According to DPW Director Joseph Conway, the department began received calls around 4 p.m. for tree limbs down. Crews with the DPW’s Forestry and Parks Division worked until after 7 p.m. responding to calls, three of which were for trees down on Greenwood Street, New Salem Street and an area near the Dolbeare School.

At certain times during the storm, sustained winds reached local speeds of around 50 to 60 miles an hour, Conway was told.

“Some trees came down but given the speed and strength of the wind, the town got out of this relatively unscathed,” Conway said. “There were no microbursts or anything like that.”

The storm battered much of the northeastern U.S. on Monday, prompting tornado watches and flash-flood warnings.

“Hold on to your hats!” the National Weather Service in Boston tweeted as gusts exceeding 50 mph (80 kph) and heavy rainfall bore down on a large swath of southern New England.
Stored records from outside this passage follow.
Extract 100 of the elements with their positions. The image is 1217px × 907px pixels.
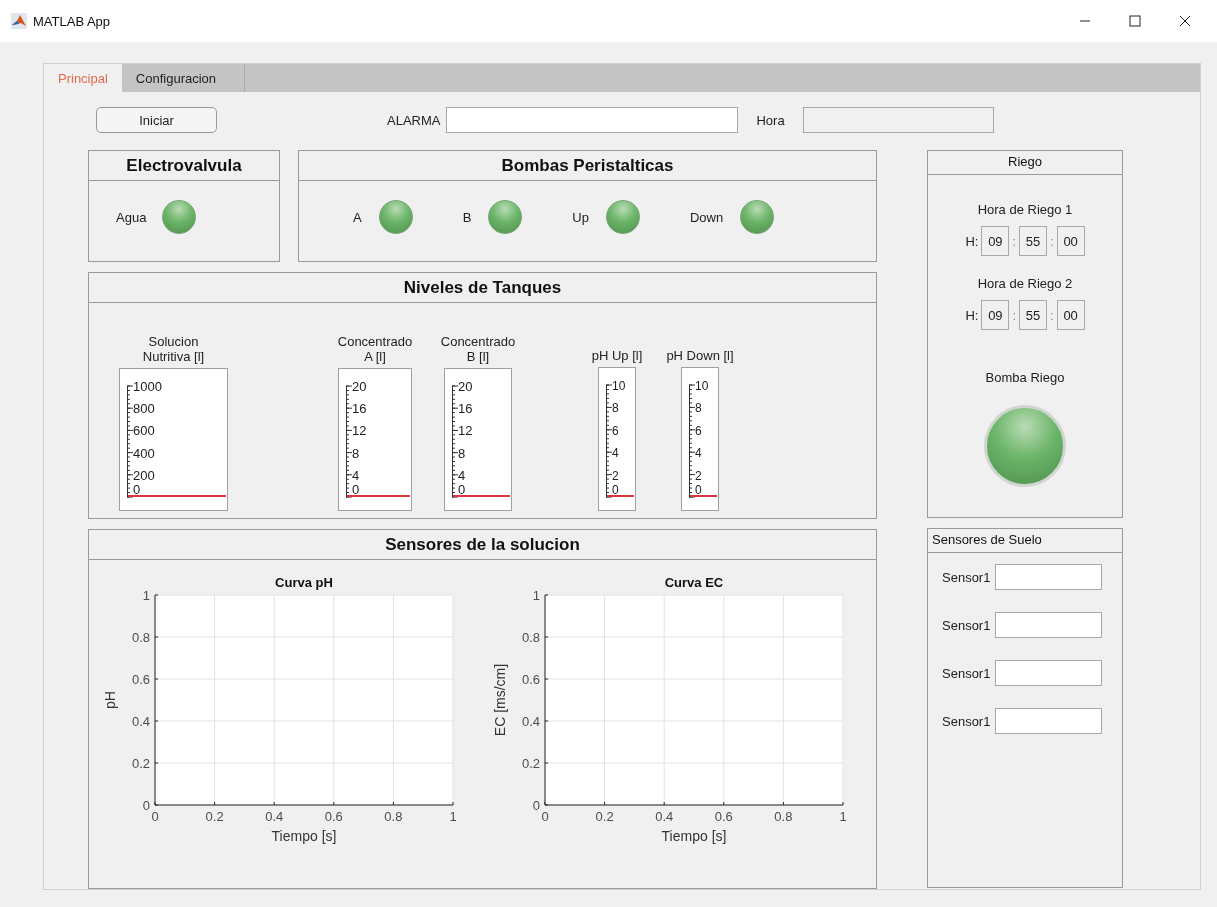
hour-field[interactable]: 09 — [981, 300, 1010, 330]
scale-label: 4 — [352, 467, 360, 483]
scale-label: 600 — [133, 423, 155, 439]
scale-label: 0 — [695, 483, 702, 497]
sensor-label: Sensor1 — [942, 665, 991, 681]
axis-tick-label: 0.4 — [655, 809, 674, 824]
scale-label: 0 — [458, 482, 466, 497]
scale-label: 8 — [352, 445, 360, 461]
close-icon[interactable] — [1179, 15, 1191, 27]
minute-field[interactable]: 55 — [1019, 300, 1047, 330]
sensor-label: Sensor1 — [942, 617, 991, 633]
schedule-label: Hora de Riego 1 — [977, 202, 1073, 217]
scale-label: 6 — [695, 423, 702, 438]
sensor-field[interactable] — [995, 660, 1103, 686]
lamp-label: Down — [689, 209, 724, 225]
lamp-label: Up — [572, 209, 589, 225]
sensor-field[interactable] — [995, 708, 1103, 734]
gauge-label: pH Up [l] — [590, 348, 644, 363]
lamp-label: A — [353, 209, 362, 225]
axis-tick-label: 0.6 — [131, 672, 150, 687]
scale-label: 8 — [458, 445, 466, 461]
scale-label: 8 — [612, 401, 619, 416]
axis-tick-label: 0 — [532, 798, 540, 813]
time-separator: : — [1012, 307, 1016, 323]
axis-tick-label: 0 — [151, 809, 159, 824]
axis-tick-label: 0.2 — [521, 756, 540, 771]
second-field[interactable]: 00 — [1056, 226, 1085, 256]
axis-tick-label: 0.8 — [774, 809, 793, 824]
gauge-label: Concentrado B [l] — [439, 334, 517, 364]
panel-title: Bombas Peristalticas — [299, 151, 876, 181]
axis-tick-label: 1 — [449, 809, 457, 824]
axis-tick-label: 0.6 — [521, 672, 540, 687]
sensor-label: Sensor1 — [942, 569, 991, 585]
gauge-label: Concentrado A [l] — [336, 334, 414, 364]
time-separator: : — [1050, 233, 1054, 249]
axis-tick-label: 0.8 — [384, 809, 403, 824]
scale-label: 12 — [458, 423, 473, 439]
axis-tick-label: 0.8 — [521, 630, 540, 645]
scale-label: 0 — [133, 482, 141, 497]
x-axis-label: Tiempo [s] — [661, 828, 727, 844]
axis-tick-label: 0 — [142, 798, 150, 813]
scale-label: 4 — [458, 467, 466, 483]
time-separator: : — [1050, 307, 1054, 323]
scale-label: 2 — [612, 468, 619, 483]
time-label: Hora — [756, 112, 785, 128]
axis-tick-label: 1 — [142, 588, 150, 603]
time-separator: : — [1012, 233, 1016, 249]
panel-title: Electrovalvula — [89, 151, 279, 181]
scale-label: 16 — [352, 401, 367, 417]
panel-title: Riego — [928, 151, 1122, 175]
scale-label: 0 — [612, 483, 619, 497]
scale-label: 16 — [458, 401, 473, 417]
axis-tick-label: 0.6 — [714, 809, 733, 824]
gauge-label: pH Down [l] — [665, 348, 735, 363]
y-axis-label: EC [ms/cm] — [492, 663, 508, 737]
scale-label: 4 — [612, 446, 619, 461]
hour-field[interactable]: 09 — [981, 226, 1010, 256]
hour-prefix: H: — [965, 307, 979, 323]
axis-tick-label: 0.2 — [131, 756, 150, 771]
sensor-label: Sensor1 — [942, 713, 991, 729]
start-button[interactable]: Iniciar — [96, 107, 217, 133]
window-title: MATLAB App — [33, 13, 111, 29]
scale-label: 8 — [695, 401, 702, 416]
axis-tick-label: 0.2 — [205, 809, 224, 824]
sensor-field[interactable] — [995, 612, 1103, 638]
lamp-label: Agua — [116, 209, 147, 225]
scale-label: 2 — [695, 468, 702, 483]
sensor-field[interactable] — [995, 564, 1103, 590]
scale-label: 10 — [695, 379, 709, 393]
scale-label: 10 — [612, 379, 626, 393]
scale-label: 6 — [612, 423, 619, 438]
hour-prefix: H: — [965, 233, 979, 249]
axis-tick-label: 0.8 — [131, 630, 150, 645]
minute-field[interactable]: 55 — [1019, 226, 1047, 256]
panel-title: Niveles de Tanques — [89, 273, 876, 303]
alarm-field[interactable] — [446, 107, 739, 133]
scale-label: 20 — [458, 379, 473, 394]
scale-label: 200 — [133, 467, 155, 483]
y-axis-label: pH — [102, 691, 118, 709]
axis-tick-label: 0.4 — [131, 714, 150, 729]
axis-tick-label: 0.4 — [265, 809, 284, 824]
alarm-label: ALARMA — [387, 112, 441, 128]
chart-title: Curva pH — [275, 575, 333, 590]
scale-label: 4 — [695, 446, 702, 461]
gauge-label: Solucion Nutritiva [l] — [141, 334, 206, 364]
x-axis-label: Tiempo [s] — [271, 828, 337, 844]
panel-title: Sensores de la solucion — [89, 530, 876, 560]
axis-tick-label: 1 — [532, 588, 540, 603]
scale-label: 1000 — [133, 379, 162, 394]
maximize-icon[interactable] — [1129, 15, 1141, 27]
scale-label: 800 — [133, 401, 155, 417]
axis-tick-label: 0.4 — [521, 714, 540, 729]
scale-label: 12 — [352, 423, 367, 439]
scale-label: 20 — [352, 379, 367, 394]
second-field[interactable]: 00 — [1056, 300, 1085, 330]
lamp-label: B — [462, 209, 472, 225]
lamp-label: Bomba Riego — [985, 370, 1065, 385]
chart-title: Curva EC — [664, 575, 724, 590]
axis-tick-label: 0.6 — [324, 809, 343, 824]
scale-label: 0 — [352, 482, 360, 497]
Authorities warned of the potential for widespread power outages and dangerous street flooding during the evening rush hour. They said there was a heightened risk of isolated tornadoes in some areas, including southeastern Pennsylvania and New Jersey.

In Connecticut, the fast-moving storm knocked out power to more than 32,000 households, utilities said.

More than 43,000 homes and businesses had lost power as of midafternoon in Massachusetts, mostly on Cape Cod, the Massachusetts Emergency Management Agency said in a statement.

The state transportation agency said a portion of the eastbound Massachusetts Turnpike was shut down late Monday after a tractor-trailer rig jackknifed, spilling a large amount of fuel on the highway. State police lowered the speed limit elsewhere on Interstate 90 after a number of crashes blamed on poor road conditions.

National Weather Service meteorologist William Babcock told the Boston Globe last night the damage could have been much worse had these mighty wind gusts come earlier in the year.

“Imagine if there had been leaves on the trees,” he said. “It catches the wind and adds that extra tug to pull a tree down.”